Charizard · Celebrations Classic Collection, what to know.
About the Charizard card
Charizard sits at #4 in Celebrations Classic Collection, released in October 2021. Celebrations Classic Collection is part of the modern English Pokémon TCG era and uses the standard contemporary card frame and rarity tiers. Illustration by Mitsuhiro Arita. Arita was the original Pokémon TCG illustrator and the artist behind the Base Set Charizard. His vintage-era art has a painterly quality that distinguishes it from the cleaner reference-style work of the Sugimori cards. In the games, Charizard evolves from Charmeleon, which makes it a late-stage card in the line.
The flavor text on the card reads: "Spits fire that is hot enough to melt boulders. Known to unintentionally cause forest fires." Pokédex entries from this era are short and often quirky, written by the original Japanese localization team for a specific stat-block layout that no longer exists in modern cards.
About Charizard in the Pokémon world
The fire-flying final form of the Charmander line, and the unofficial mascot of the franchise outside of Pikachu.

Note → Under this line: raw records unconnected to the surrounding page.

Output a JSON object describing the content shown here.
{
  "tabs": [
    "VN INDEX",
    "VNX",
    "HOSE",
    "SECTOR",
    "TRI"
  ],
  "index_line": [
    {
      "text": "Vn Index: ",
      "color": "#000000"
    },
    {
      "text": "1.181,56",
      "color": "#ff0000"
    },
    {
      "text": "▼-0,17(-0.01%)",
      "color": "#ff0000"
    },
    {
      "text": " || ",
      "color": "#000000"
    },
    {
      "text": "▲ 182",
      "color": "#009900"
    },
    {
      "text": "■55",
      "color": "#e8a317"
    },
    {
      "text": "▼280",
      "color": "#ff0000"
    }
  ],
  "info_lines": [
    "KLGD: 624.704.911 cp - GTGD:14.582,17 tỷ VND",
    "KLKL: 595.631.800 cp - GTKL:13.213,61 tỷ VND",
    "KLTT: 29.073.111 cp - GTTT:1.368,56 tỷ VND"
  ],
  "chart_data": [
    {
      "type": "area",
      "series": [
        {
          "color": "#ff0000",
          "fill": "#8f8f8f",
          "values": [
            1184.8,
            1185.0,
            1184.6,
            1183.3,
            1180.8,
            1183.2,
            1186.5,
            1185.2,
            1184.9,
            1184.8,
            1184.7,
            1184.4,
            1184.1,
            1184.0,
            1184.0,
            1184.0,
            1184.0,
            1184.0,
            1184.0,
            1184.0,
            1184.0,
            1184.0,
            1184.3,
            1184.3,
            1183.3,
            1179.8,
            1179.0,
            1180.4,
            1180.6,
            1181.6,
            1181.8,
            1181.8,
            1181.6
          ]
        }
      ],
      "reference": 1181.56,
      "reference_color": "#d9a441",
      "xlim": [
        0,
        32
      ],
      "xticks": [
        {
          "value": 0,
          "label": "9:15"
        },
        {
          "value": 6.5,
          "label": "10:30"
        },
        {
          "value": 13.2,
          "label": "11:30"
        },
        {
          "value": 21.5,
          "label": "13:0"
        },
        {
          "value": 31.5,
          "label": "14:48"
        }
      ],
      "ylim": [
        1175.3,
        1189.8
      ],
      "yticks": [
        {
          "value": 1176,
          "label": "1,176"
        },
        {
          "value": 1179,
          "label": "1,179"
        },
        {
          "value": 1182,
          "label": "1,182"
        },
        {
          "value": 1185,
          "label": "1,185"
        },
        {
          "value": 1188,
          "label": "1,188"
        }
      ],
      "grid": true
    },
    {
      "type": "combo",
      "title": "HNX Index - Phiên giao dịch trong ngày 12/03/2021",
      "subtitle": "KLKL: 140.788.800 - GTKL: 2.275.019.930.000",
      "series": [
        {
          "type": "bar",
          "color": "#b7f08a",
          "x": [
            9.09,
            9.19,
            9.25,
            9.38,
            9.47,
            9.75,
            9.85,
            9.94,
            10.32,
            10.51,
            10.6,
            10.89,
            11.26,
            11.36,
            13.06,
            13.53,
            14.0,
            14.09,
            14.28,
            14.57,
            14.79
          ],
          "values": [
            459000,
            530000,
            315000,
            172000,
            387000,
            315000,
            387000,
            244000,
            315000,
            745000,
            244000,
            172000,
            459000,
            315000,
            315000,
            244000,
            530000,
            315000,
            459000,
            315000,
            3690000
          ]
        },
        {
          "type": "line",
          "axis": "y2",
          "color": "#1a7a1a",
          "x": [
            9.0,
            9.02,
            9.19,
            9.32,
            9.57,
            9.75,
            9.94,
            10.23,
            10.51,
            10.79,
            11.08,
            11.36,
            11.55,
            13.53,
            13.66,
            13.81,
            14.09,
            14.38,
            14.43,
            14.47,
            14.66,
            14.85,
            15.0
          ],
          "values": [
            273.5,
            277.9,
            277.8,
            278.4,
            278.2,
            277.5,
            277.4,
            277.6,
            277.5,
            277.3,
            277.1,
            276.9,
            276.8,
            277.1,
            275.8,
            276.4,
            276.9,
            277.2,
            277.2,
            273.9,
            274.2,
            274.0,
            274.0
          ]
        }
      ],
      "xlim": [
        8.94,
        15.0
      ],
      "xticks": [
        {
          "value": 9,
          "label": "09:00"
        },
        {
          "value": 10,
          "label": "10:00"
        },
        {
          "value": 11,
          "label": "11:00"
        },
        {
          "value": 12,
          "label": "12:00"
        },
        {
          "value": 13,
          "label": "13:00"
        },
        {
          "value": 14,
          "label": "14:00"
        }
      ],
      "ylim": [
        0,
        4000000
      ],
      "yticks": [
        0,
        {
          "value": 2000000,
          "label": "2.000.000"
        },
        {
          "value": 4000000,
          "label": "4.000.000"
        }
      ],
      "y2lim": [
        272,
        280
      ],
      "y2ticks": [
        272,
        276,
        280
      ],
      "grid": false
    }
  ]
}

Massive dragon-shaped silhouette, wings, tail-flame. The single most-recognized trading card of the modern era. Its Base Set holo print drove the entire vintage Pokémon market and continues to set the comp price for every other Wizards-era holo.
Print variants and how to spot them
The Celebrations Classic Collection cards shipped only in Holofoil and only inside special 25th anniversary product. Each card preserves the original artwork and set frame from its source, with a holographic anniversary stamp added to the Pokémon artwork.
Grading and condition
Modern Commons grade easily and trade thinly in graded condition. Raw pack-fresh copies are the practical buy for set completion. PSA 10 submissions on a Common from a modern set rarely return enough premium over raw to justify the service fee.
If you are buying this card
Raw copies of this card are inexpensive enough that the grading math rarely justifies submission unless you have a clearly pack-fresh example. For set completionists, picking up a clean raw copy and sleeving it is the practical move.